The ship was first sighted at the Bay of Thailand and intelligence agencies alerted the Australian government. But later the ship diverted its course and sailed towards the British Colombia Islands in Canada.

When the ship arrived in Canadian territorial waters, the Canadian authorities intercepted the ship and took its passengers in for questioning. While several passengers were granted asylum in Canada those with links to the former LTTE and those who had committed crimes are being investigated, sources said.

A few years back experts from law enforcement agencies from several countries met in Sri Lanka to discuss matters relating to human trafficking and other transnational crimes.

The then interior minister addressing the conference said human trafficking was an organised racket perpetrated by criminal networks involved in smuggling of drugs, armaments, money laundering, who had links with other terrorist groups.

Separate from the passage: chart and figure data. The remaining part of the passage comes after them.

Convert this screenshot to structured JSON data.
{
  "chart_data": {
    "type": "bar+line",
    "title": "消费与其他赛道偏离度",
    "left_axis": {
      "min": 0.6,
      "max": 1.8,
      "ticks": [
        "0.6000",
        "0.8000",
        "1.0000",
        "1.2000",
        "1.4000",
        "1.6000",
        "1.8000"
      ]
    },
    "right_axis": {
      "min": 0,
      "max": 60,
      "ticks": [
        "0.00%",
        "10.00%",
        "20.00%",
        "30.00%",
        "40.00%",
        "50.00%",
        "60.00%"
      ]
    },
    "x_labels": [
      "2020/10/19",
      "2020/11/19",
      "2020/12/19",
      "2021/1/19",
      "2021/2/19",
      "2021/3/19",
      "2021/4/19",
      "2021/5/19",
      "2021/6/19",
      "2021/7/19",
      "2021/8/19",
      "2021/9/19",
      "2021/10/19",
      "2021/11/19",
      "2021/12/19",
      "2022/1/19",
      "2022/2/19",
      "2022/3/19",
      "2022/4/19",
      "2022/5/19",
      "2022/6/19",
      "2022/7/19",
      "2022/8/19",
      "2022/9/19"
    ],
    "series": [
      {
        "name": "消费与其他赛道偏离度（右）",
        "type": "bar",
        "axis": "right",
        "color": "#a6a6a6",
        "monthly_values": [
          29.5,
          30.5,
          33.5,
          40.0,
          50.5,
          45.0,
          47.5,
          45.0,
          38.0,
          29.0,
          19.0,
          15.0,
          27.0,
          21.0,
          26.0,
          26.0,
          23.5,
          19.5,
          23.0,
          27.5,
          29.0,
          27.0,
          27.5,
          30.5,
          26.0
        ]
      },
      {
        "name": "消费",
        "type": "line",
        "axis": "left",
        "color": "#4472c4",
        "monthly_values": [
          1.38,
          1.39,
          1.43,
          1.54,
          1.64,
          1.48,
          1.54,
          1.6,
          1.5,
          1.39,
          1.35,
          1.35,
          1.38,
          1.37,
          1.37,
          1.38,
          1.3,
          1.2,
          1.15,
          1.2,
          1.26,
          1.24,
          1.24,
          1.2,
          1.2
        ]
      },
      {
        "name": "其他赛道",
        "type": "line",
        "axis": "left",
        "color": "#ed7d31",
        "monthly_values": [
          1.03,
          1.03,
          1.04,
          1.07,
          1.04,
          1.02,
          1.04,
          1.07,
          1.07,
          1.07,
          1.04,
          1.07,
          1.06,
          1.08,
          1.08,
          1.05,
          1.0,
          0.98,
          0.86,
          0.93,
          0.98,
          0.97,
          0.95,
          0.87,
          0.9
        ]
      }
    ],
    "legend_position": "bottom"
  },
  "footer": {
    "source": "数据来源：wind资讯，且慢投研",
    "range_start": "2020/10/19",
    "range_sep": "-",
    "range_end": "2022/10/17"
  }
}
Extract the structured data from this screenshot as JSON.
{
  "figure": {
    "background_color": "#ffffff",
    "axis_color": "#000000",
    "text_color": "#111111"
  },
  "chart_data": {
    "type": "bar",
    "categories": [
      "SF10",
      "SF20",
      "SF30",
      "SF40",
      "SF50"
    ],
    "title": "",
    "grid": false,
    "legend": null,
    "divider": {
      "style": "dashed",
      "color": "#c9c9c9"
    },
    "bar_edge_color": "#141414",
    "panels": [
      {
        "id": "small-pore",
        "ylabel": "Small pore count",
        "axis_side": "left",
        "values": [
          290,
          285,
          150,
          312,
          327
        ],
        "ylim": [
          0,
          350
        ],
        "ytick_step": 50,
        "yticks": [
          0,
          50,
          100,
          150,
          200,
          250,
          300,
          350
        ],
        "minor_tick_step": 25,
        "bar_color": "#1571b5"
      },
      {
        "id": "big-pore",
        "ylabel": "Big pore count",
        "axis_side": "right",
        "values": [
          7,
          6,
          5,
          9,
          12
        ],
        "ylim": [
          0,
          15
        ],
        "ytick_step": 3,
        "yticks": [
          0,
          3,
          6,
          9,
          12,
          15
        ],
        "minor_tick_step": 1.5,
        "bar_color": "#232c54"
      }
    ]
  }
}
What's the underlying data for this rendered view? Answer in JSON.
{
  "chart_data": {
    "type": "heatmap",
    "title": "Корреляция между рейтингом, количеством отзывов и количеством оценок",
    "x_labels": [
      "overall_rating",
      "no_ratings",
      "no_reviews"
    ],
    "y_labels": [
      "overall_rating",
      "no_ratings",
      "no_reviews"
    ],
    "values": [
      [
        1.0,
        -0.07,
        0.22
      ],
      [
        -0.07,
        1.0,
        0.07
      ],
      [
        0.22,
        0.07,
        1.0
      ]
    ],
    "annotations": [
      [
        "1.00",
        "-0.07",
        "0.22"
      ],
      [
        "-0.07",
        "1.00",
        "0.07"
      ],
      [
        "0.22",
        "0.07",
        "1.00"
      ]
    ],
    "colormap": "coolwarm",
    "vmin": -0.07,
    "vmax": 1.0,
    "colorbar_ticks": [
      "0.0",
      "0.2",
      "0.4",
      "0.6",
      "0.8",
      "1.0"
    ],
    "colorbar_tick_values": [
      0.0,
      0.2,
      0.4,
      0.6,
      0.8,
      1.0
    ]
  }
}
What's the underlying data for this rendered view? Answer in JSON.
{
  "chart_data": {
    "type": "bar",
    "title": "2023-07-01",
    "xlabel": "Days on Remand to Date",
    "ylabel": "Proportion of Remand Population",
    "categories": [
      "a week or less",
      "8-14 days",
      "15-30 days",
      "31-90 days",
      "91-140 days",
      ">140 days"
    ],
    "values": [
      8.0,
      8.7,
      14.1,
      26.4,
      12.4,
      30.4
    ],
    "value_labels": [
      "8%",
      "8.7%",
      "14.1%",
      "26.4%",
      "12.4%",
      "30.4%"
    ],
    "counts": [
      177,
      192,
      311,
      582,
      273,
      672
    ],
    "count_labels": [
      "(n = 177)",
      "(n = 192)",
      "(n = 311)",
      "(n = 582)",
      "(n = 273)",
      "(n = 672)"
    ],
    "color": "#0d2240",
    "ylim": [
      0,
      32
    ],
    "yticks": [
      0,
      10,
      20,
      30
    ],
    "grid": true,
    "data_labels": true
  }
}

He said priority had been given to human trafficking and that they were working in close co-operation with other states.

The loopholes relating to laws connected to human trafficking have been tightened. Fifty-two persons engaged in human smuggling have been arrested and prosecuted.

Attempts by gangs to smuggle people out of Sri Lanka have been thwarted in high seas due to vigilance shown by the Navy, he said.

The minister highlighted the tragedy of 400 people who drowned along with the vessel in 2002. Representatives from countries such as Afghanistan, Australia, Austria, Bangladesh, Bhutan, Cambodia, China, Fiji, France, India, Indonesia, Iran, Japan, South Korea, Malaysia, Mongolia, Myanmar, Nauru, Nepal, New Caledonia, New Zealand, Pakistan, Papua New Guinea, Philippines, Samoa, Singapore, Solomon Island, Switzerland, Syria, Thailand, Timer, Turkey, Vanity, Vietnam, Carbide took part in the discussions.